A morte se comunica comigo e faz-me ver que, observada a vida de perto, mulher não gosta de notícia nem de aflição filosófica. Mulher gosta de fatos fortuitos, informações sobre o informal. Mulher que é mulher liga para a outra durante o Jornal Nacional. E enquanto vida e morte se contagiam, conta pérolas.

As mulheres nos fazem ver a vida outra. E quando ficam batendo a passarinha, quando pulsam informais e lânguidas e propõem vadiar, as notícias as sobrevoam, fazem rasantes e se fincam pouco dolores na alma arrebatada.  Eis, pois, que uma mulher é a substância, a vida expressa e motiva. De ser mãe já basta para explicar este conforto. E se nos alivia e se nos emenda e nos protege contra as visões de precipício, melhor será a mulher para nos garantir do péssimo.

Uma mulher dedicada a si e mais, uma mulher aluvião, uma mulher que seja mineral mesmo, avista o que homem algum avista. E se antecipa. E prova antes, lambe as sensações. A morte quando comentada por uma mulher parece coisa à toa, um espirro, sei lá, um gozo, psiu, milésimo.

Mulher é vento soprando os cabelos desalinhados do contra. Tanto que falei sem mais sobre a morte de Bornay. Clovis Bornay morreu! Alguém diria que virou borboleta. Outro, purpurina. Alguém dirá alguma coisa sobre a morte do museólogo de Copacabana, o pavão Clóvis e sua peruca frouxa, um símbolo nosso, a alegoria, comissão de frente.
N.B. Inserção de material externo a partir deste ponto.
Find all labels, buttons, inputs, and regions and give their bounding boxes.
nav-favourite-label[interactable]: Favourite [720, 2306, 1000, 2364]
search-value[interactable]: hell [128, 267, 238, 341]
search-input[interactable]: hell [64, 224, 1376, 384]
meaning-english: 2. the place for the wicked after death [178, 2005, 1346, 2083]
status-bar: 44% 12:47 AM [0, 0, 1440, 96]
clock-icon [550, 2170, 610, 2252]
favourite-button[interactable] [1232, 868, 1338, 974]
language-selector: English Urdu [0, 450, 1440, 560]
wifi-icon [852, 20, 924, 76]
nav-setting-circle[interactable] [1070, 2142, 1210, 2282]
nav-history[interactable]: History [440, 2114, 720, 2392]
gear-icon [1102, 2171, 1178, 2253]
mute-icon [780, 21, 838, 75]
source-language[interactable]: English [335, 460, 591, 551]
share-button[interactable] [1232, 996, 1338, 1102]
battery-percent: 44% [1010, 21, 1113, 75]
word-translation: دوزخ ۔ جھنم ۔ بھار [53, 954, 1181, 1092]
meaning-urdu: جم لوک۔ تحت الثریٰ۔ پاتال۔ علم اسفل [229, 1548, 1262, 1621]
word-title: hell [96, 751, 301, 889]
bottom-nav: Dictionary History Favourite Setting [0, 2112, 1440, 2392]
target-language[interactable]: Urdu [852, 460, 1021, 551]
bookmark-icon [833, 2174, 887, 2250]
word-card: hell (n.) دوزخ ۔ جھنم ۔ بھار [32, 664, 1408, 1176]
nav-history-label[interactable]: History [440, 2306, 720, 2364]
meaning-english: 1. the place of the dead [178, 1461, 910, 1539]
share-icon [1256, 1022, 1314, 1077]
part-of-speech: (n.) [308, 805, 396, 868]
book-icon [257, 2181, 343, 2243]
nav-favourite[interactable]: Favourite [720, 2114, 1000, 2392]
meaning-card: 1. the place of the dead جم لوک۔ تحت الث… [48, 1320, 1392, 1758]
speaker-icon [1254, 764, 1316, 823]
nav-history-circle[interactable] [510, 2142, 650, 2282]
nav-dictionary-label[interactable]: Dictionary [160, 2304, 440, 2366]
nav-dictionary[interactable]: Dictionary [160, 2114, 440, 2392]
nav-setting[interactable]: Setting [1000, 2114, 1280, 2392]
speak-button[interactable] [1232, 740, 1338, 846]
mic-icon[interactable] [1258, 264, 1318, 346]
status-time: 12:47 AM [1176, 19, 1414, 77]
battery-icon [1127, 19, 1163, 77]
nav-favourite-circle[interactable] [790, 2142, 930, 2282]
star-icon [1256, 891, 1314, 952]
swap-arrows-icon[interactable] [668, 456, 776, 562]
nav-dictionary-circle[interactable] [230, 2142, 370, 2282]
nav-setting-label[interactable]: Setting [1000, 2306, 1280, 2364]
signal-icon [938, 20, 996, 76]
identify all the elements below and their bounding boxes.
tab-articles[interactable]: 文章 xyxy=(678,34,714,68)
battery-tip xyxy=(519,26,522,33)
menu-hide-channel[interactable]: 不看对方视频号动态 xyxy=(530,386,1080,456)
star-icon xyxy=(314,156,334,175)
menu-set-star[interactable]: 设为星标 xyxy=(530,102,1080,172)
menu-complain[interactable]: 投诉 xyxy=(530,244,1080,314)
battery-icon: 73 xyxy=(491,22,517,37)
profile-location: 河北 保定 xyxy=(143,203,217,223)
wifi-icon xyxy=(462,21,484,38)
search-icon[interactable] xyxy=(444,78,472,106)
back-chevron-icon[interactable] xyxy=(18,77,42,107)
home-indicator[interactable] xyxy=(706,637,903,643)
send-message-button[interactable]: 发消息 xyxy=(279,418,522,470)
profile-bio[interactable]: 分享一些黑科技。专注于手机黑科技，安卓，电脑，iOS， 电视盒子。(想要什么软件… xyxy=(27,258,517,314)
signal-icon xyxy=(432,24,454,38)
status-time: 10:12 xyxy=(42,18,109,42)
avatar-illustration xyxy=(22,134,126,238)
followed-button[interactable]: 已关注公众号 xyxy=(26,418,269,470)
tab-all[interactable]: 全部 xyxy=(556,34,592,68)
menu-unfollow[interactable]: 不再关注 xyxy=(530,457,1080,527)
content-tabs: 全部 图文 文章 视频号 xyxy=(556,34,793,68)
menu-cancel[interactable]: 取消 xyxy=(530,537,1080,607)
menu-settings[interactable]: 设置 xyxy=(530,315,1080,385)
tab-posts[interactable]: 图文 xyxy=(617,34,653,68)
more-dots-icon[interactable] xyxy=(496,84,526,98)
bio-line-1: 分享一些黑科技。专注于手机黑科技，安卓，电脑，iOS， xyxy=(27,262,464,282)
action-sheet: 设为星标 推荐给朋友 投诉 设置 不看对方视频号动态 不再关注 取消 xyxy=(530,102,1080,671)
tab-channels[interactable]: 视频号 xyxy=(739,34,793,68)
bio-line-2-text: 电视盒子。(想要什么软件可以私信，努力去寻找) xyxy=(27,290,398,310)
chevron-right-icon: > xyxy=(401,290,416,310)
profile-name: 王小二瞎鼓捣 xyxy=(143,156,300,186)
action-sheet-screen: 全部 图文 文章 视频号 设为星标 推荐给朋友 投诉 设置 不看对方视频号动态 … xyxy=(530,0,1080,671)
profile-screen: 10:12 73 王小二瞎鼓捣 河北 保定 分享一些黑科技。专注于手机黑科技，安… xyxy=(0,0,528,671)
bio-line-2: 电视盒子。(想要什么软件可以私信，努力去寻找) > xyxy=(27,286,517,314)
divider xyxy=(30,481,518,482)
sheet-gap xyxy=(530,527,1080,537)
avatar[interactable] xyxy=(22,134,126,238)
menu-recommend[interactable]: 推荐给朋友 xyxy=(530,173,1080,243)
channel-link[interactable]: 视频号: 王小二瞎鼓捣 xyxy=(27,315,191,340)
Clóvis Bornay morreu, disse em minha desolação de carnaval. E minha mulher, num tisno, fez um laudo e com humor insalubre anunciou: Clovis morreu de Cauby Peixoto. Rimos, inexplicavelmente.

Mulheres são assim diante da vida, assim diante da morte. Por elas desdigo muito, pois parece que morrer não dói. Mulheres têm grandeza e sabem sofrer melhor. Minha viúva haverá de confirmar.